Nice plan, but again, as soon as you try to do that for more than one 
compiler with the same source code, this generally becomes impossible.

> This will involve understanding the promotion and constraint rules. If
> you don't keep those in mind, you *will* make *ugly* mistakes
> that will fail at the worst possible times.

That's assuming all warnings are _about_ promotions and constraint 
violations.  That assumption is generally far from correct.

>> This is not at all a question of capabilities (or lack thereof).  It's a
>> question of what do you do if, in the only available compiler for the
>> platform someone else has decided you'll be using, there's simply no
>> combination of compiler switches that still yields some truly necessary
>> warnings (e.g. "function called without a prototype declaration"),

> You really should have prototype declarations on general principle.

Which is why any warning level so low that it doesn't include 
missing-prototype warnings is, IMO, unacceptable.

>> but
>> keeps quiet about perfectly sane constructs (e.g.: "global pointer
>> initialized with address of a file-scope function/variable").

> That's because it cannot know any better.

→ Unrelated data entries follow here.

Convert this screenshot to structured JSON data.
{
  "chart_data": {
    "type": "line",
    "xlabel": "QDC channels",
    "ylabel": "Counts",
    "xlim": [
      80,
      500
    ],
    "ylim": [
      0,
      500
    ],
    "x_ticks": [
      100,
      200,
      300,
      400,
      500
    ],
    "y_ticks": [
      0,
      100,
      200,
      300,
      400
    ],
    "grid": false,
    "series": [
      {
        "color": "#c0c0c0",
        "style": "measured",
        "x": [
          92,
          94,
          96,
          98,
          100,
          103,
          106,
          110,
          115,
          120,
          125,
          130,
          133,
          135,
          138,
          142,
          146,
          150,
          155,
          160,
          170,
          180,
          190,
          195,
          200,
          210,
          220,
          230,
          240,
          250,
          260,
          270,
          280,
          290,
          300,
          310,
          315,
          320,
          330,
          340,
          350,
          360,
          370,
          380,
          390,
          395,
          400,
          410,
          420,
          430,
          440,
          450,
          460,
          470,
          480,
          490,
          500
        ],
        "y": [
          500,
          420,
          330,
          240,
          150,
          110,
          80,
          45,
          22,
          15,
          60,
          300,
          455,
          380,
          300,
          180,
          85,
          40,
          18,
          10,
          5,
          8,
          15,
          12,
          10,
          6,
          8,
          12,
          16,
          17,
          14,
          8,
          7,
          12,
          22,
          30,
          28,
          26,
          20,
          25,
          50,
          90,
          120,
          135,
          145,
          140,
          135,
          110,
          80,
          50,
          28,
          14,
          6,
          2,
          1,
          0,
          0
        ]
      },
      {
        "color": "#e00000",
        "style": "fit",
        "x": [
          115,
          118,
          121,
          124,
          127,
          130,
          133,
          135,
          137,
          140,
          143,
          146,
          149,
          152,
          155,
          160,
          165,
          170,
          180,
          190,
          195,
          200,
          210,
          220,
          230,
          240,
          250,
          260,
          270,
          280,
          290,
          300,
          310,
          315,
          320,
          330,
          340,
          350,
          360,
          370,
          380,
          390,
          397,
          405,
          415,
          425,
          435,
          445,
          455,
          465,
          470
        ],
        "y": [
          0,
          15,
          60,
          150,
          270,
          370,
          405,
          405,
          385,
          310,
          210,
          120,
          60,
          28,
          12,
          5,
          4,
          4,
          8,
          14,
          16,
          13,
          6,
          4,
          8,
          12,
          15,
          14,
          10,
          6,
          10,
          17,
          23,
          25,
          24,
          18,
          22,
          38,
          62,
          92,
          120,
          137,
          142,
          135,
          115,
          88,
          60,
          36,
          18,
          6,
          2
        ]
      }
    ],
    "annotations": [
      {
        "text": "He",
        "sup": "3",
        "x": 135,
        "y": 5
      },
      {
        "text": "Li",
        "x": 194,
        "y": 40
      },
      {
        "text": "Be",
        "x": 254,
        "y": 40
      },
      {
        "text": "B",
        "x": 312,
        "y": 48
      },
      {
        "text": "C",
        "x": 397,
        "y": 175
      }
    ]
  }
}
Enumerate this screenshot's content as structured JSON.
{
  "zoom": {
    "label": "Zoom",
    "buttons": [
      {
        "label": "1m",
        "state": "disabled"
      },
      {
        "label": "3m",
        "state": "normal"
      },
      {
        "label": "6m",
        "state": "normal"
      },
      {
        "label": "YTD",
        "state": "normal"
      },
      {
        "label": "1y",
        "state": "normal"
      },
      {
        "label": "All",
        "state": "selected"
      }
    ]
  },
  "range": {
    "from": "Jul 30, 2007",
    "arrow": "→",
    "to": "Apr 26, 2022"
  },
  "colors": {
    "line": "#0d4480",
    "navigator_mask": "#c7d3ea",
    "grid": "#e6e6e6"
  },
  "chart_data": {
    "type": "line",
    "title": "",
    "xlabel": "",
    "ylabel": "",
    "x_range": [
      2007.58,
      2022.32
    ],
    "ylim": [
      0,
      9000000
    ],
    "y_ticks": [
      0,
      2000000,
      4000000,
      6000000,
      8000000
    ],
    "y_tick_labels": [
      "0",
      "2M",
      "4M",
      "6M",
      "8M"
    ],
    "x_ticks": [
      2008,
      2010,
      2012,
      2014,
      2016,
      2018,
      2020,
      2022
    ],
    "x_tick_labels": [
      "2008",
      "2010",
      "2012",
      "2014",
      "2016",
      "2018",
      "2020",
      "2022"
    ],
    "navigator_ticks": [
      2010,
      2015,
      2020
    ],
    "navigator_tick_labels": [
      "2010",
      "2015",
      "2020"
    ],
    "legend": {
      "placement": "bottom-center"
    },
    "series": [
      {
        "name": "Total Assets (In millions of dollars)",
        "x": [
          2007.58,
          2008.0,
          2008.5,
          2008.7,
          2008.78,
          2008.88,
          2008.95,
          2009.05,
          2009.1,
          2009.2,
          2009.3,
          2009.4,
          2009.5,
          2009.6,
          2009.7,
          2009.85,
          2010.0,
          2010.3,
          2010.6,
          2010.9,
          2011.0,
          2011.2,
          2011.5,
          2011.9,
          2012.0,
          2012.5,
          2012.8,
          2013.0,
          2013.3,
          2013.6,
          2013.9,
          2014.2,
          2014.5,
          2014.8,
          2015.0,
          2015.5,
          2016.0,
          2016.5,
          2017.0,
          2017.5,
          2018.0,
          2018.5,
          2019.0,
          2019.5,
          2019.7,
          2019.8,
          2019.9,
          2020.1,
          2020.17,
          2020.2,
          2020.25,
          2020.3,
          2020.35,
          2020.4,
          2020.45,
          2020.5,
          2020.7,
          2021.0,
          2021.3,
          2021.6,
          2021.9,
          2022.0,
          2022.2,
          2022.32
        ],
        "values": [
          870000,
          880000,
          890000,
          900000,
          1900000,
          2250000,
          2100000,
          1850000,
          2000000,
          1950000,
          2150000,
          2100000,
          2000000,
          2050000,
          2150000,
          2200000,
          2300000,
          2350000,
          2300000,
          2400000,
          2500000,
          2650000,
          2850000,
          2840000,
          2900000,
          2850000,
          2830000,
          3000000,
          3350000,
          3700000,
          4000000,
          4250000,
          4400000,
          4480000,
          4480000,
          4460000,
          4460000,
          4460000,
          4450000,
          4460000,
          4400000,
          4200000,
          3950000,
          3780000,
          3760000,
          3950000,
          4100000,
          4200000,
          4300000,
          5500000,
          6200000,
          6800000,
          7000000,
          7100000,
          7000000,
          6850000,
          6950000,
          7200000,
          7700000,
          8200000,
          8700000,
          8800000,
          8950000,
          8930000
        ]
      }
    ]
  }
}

A "lint" tool that does some
> better probing might.

No, because that's not a question of probing.  No amount of probing, by 
any tool, can _deduce_ whether I made those object 'static' by mistake 
or by conscious decision.  The only way any tool can ever know that 
would be by me _telling_ it that I did it on purpose, right there in the 
source code, e.g. by adding a lint comment to that object's definition.